ABSTRACT

To gain a more comprehensive understanding of the uses of public memory in foreign relations, Allison Wanger investigates the historical roots and commemorative heritage of the U.S.’s eight WWI and fourteen WWII overseas military cemeteries. The U.S. federal government had a dual purpose in developing burial grounds abroad; it sought to honor fallen soldiers and to erect transnationally-legible memorial expressions of the nation’s expanding international power. To fulfill these objectives, the U.S. War Department and Congress had to mediate divergent political interests, alongside diverse vernacular memorialization traditions.

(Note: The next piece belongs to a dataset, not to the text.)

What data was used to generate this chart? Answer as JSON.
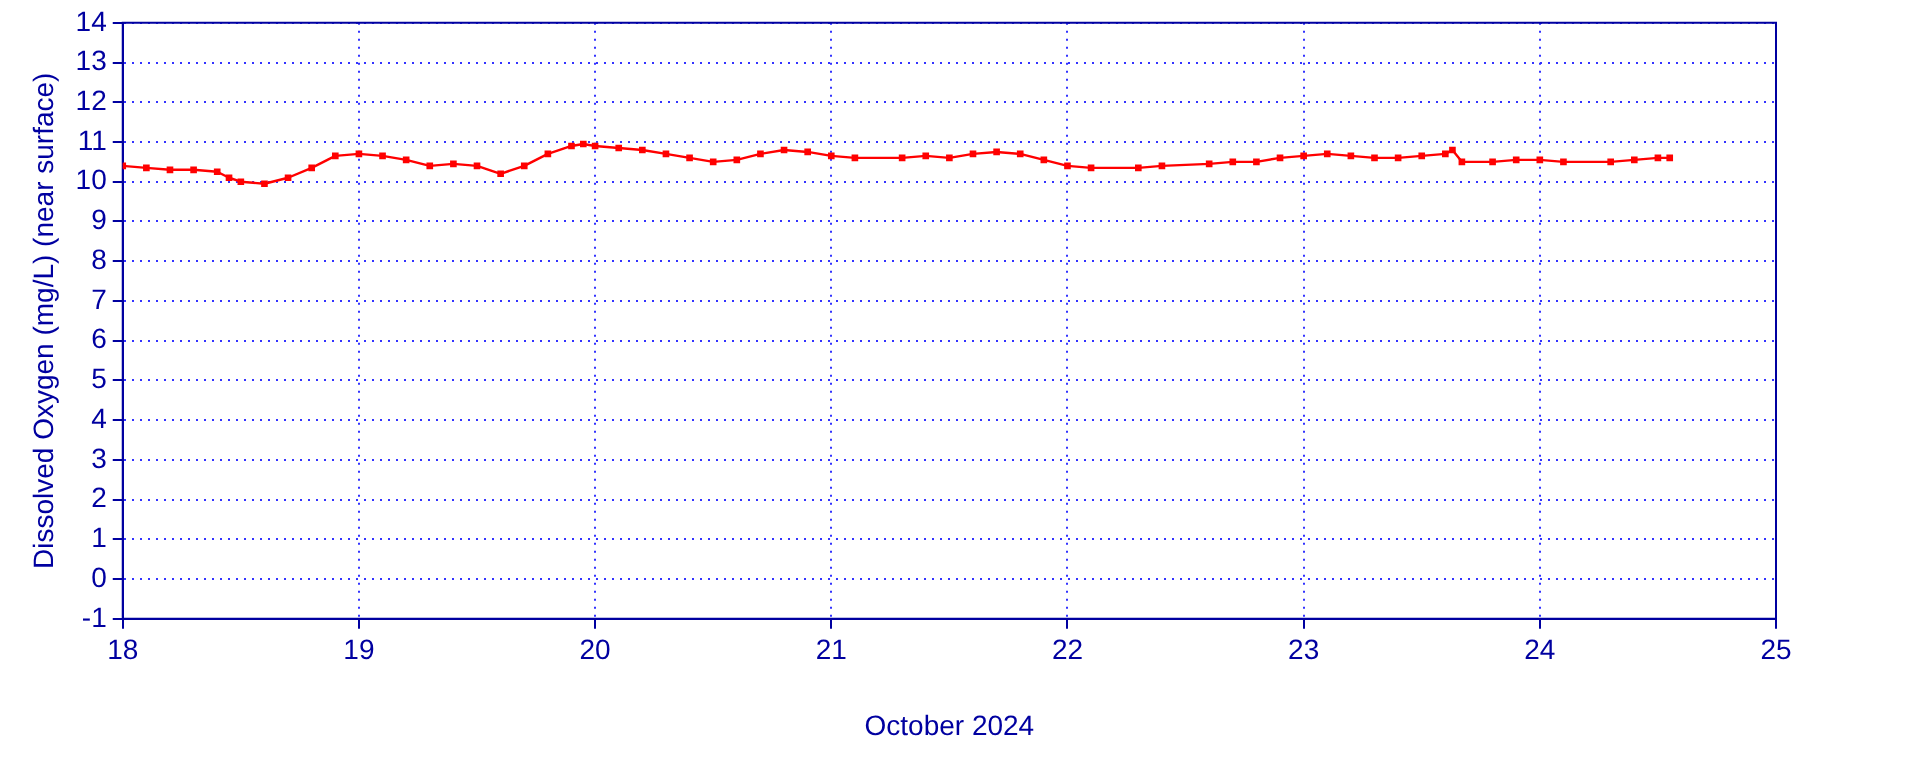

By tracing and investigating these oftentimes-contentious domestic and international negotiations, Wanger explores how, why, and to what effect the U.S. federal government eternally enlisted the wars’ dead as ambassadors for American democracy. Through an examination of the Cold War and post-Cold War memorial afterlives of the cemeteries, she elucidates how geopolitics have impacted the U.S. federal government’s investment in creating a socially and politically useful public memory of patriotic sacrifice. Ultimately, the chapter reveals that by carving the memory of the U.S.’s participation in WWI and WWII into European landscapes, the U.S. federal government established memorial foundations and international pilgrimage sites for subsequent generations to reaffirm and reimagine evolving transatlantic relations.